The engine oil recommendation is to ensure you have clean oil and get rid of break in particulates before you run at high cylinder pressures. You probably would be just fine not changing it but I’d do it if I could. My oil was changed at 300 miles due to my discovery of a dented filter. My truck at 10k does not appear to use oil between oil changes (less than a pint in 4k). Did that early oil change help make it be one of the engines that doesn’t use two quarts between changes? Maybe. I suspect it had more to do with my receiving the truck with 2 miles on it (no test drives by others) and my being easy on it for the first 1000 miles.
The recommendation about initial towing weight and easy accelerations is primarily to avoid damage to the ring and pinion gear teeth in the differential and avoid excessive differential oil temperature. At 500 miles the gear contact areas are still forming and the contact areas are small. Trying to transmit too much power through those small contact areas can cause oil film breakdown and damage to the teeth, and it generates a lot of heat which also can deteriorate the oil and cause oil film breakdown.

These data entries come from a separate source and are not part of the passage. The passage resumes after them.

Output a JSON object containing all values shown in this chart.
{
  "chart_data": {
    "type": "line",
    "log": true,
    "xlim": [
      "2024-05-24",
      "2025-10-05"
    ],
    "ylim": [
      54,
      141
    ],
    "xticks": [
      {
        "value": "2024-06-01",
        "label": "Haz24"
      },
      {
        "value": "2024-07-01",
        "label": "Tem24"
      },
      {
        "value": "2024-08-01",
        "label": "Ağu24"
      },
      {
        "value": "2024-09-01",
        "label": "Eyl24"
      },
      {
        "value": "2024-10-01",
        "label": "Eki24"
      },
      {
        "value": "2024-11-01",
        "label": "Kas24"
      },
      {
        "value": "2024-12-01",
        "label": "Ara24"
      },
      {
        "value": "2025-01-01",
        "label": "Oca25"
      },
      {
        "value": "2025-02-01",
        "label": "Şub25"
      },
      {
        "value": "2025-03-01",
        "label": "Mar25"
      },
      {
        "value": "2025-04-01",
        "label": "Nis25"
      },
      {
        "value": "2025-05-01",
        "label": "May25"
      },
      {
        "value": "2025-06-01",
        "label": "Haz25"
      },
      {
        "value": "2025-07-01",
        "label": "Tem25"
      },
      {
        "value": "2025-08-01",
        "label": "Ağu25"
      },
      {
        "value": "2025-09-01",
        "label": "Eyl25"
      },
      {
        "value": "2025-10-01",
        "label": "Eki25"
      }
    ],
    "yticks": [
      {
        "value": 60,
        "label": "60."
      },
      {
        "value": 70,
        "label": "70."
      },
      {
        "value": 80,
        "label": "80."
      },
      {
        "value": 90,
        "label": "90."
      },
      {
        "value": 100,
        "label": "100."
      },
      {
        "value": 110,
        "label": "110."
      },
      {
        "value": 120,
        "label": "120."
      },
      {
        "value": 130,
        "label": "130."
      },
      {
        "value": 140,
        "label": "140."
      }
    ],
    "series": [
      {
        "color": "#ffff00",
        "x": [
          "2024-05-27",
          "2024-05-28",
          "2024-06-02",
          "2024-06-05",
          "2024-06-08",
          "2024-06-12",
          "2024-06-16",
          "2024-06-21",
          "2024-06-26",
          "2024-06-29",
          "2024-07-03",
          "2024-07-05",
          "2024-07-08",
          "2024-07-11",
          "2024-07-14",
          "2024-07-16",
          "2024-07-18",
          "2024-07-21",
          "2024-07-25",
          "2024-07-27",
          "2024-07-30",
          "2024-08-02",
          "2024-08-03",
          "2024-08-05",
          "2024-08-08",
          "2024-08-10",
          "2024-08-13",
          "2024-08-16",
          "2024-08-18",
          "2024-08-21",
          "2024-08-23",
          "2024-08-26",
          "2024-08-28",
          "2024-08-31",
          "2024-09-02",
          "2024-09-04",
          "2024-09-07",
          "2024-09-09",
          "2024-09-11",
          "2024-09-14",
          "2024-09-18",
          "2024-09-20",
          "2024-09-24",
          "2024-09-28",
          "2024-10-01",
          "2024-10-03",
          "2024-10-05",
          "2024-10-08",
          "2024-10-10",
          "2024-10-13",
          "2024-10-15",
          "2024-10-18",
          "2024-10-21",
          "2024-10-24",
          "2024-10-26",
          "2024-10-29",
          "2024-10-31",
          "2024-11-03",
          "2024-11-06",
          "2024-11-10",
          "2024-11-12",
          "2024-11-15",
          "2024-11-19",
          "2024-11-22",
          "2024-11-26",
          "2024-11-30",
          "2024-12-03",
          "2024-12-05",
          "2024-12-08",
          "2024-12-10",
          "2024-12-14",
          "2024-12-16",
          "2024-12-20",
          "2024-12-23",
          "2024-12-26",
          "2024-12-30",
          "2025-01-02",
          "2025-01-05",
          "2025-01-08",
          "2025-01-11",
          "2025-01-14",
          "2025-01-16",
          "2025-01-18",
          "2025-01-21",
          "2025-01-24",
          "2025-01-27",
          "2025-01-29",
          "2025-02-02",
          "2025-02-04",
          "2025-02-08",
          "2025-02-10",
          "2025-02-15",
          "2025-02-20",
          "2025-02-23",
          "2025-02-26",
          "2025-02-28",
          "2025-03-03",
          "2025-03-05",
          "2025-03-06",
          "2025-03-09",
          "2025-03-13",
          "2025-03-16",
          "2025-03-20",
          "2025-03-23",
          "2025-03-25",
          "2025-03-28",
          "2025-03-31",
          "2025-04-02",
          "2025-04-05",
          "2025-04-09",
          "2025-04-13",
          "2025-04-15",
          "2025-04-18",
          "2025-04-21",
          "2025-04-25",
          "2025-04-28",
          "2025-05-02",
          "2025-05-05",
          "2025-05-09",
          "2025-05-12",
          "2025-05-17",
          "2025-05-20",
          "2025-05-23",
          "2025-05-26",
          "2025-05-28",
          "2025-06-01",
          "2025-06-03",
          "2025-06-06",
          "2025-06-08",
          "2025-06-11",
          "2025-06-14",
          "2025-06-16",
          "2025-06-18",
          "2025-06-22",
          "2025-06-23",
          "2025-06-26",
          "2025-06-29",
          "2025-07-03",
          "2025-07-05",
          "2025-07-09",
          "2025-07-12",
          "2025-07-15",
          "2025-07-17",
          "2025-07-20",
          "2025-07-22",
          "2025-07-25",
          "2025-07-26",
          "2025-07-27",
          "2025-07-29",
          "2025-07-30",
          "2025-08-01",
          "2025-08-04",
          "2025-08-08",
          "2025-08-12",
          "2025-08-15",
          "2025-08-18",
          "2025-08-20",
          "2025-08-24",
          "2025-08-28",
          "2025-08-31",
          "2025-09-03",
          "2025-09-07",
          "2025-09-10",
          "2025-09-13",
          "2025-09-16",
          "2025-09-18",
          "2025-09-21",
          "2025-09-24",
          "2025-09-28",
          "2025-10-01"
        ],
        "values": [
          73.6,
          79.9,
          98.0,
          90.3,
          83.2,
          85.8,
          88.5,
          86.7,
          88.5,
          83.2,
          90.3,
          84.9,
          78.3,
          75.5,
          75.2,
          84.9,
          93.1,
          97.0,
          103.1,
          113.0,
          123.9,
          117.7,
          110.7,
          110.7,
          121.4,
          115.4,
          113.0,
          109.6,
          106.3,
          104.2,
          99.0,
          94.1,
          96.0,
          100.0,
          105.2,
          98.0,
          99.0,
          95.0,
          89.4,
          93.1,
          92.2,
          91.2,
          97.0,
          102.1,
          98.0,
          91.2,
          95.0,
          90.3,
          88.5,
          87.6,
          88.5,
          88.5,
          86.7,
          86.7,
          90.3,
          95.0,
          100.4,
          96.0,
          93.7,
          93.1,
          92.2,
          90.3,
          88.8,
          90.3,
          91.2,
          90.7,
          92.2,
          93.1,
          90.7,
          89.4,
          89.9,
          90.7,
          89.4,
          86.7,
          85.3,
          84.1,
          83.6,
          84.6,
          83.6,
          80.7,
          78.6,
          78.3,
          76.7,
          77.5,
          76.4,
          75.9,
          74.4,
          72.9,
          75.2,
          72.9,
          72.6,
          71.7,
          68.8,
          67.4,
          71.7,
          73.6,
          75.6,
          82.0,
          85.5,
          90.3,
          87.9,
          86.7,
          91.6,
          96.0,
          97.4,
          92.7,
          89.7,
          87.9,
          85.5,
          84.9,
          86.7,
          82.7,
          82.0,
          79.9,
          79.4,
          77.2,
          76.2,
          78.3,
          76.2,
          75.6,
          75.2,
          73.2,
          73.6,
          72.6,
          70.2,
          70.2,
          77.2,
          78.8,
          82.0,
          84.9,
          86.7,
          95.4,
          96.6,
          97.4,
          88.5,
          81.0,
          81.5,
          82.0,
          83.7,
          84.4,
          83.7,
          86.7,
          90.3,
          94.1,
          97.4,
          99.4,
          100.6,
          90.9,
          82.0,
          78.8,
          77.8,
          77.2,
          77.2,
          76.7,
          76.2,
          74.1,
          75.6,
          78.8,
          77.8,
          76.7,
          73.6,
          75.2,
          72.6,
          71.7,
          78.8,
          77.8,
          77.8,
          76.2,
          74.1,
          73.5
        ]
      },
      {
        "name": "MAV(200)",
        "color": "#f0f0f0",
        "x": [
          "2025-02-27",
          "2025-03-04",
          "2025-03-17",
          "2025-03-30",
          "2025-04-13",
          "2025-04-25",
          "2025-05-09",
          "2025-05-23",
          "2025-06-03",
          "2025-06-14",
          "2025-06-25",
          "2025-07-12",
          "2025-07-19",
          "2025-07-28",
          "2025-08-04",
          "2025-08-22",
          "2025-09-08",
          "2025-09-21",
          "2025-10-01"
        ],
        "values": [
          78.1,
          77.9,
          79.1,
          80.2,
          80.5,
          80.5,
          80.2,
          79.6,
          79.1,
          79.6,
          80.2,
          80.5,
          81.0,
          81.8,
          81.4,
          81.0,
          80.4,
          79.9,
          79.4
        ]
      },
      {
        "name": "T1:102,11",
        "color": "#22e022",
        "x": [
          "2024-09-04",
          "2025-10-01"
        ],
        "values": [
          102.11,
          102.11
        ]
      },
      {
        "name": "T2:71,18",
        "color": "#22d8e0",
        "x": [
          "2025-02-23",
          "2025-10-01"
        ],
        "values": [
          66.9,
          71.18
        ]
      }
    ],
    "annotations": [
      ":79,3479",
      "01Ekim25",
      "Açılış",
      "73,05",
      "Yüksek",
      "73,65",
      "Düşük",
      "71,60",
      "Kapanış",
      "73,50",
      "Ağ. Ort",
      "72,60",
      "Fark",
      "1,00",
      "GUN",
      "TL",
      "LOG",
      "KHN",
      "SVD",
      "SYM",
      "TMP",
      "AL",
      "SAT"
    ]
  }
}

Ideally you don’t want to tow a heavy trailer before the ring and pinion gears have developed mature contact areas. 2500 lbs is not going to be a problem, though, after 500 miles of initial break in. There are guys who will say “I bought my new truck, drove it home, hooked up my 15k 5er and floored it up and down the Ike for the next 6 months, and my diff didn’t explode. What are you, a wimp?” But if you want a nice quiet rear axle at 150k miles, try to follow the break in advice.